Later, Joan sees things that John left - notes and messages, and wonders to herself - When did he begin seeing himself as dead?
Magical thinking
Admittedly, I knew nothing about this book before I read it (because, as you know, readers, I do not like to be told what a book is about or what I will think of it before I read it) but this meant that I mistakenly thought it was about magic, when it reality, the "magical thinking" was really more like wishful thinking. Here are some examples of this:
After John's death in NY - I found myself wondering, with no sense of illogic, if it had also happened in Los Angeles.
On wanting people to leave her alone - I needed to be alone so that he could come back.
On buying scrubs at the hospital store when Quintana is in the ICU again in CA - So profound was the isolation in which I was then operating that it did not immediately occur to me that for the mother of a patient to show up at the hospital wearing blue cotton scrubs could only be viewed as a suspicious violation of boundaries.Death and dying
Joan explores many fictional representations of death throughout the book, looking for meaning or moments of resonance. I liked this particular thought, which is in reference to the story of Alcestis, the mythical queen of Thessaly, wife of King Admetus:
If the dead were truly to come back, what would they come back knowing? Could we face them? We who allowed them to die? The clear light of day tells me that I did not allow John to die, that I did not have that power, but do I believe that? Does he?Admittedly, the rhymer in me wants that last line to read "but does he believe that? Do I?"
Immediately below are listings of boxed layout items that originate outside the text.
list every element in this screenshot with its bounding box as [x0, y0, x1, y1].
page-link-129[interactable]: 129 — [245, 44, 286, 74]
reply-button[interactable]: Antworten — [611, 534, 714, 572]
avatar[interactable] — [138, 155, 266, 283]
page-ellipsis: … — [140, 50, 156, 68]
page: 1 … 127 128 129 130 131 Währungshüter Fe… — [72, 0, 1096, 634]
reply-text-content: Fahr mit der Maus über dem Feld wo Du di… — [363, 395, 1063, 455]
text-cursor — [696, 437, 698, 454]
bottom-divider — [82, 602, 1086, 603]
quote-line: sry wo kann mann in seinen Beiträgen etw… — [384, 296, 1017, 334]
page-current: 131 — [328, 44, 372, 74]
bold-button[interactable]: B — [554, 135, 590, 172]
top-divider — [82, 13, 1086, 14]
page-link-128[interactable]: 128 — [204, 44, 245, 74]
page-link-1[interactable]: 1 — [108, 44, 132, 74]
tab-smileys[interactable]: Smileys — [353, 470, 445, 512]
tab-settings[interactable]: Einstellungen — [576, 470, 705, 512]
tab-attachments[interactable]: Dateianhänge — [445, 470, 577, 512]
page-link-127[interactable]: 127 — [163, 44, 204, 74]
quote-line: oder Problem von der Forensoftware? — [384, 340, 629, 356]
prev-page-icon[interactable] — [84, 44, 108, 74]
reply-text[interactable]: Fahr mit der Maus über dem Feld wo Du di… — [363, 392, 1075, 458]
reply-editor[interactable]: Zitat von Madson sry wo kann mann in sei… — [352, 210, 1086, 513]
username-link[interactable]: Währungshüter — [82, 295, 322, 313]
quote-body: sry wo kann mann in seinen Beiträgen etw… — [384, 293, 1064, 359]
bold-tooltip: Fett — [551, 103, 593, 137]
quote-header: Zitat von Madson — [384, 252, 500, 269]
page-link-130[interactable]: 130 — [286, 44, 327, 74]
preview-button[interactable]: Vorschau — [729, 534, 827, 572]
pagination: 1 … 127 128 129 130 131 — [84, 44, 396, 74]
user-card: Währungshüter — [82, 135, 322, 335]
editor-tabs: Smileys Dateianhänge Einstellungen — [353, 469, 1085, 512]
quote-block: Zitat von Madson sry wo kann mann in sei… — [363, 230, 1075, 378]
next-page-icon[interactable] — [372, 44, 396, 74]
Death, a disaster to be averted
I read a book recently called God is Red: A Native View of Religion by Vine Deloria, Jr., and there were many interesting things in it, but perhaps the one that stuck out to me most is the idea that in western culture, death is some sort of villain or enemy or trap, that if we're just careful enough, we can evade, whereas in the tribal culture, death is a natural component of the life cycle, and while losses are mourned, they are also expected. This line of Joan's reminded me of that:
How open we are to the persistent message that we can avert death. And to its punitive correlative, the message that if death catches us we have only ourselves to blame.Referents and reverberations
In another amusing twist, one of the authors Joan looks to is D.H. Lawrence, who is the author of the next book on my list. This is the line she references:
D.H. Lawrence - I never saw a wild thing/ sorry for itself
Lines I Liked:
- We are not idealized wild things. We are imperfect mortal beings.
- On the peacocks near one of their homes - At dusk they would scream and try to fly to their nests in the olive trees, a fraught moment because they would so often fall.
jacaranda tree - a sub-tropical tree native to south-central South America that has been widely planted elsewhere because of its attractive and long-lasting pale indigo flowers.
Well, dear readers, that is all I have to say today. I have a new adorable feline friend - Twix is her name and playing is her game. She knows she is not to replace Susan in this household, but to join the cat energy of our home, and I think Susan would be amused by her vim and vigor.
If you have lost someone or some thing, I hope that this post made you feel a bit less alone. If not, I hope we didn't bring your mood down too much for this beautiful Sunday.
Sending love, hope, and hugs your way, today and all days! Keep safe, keep faith, good night.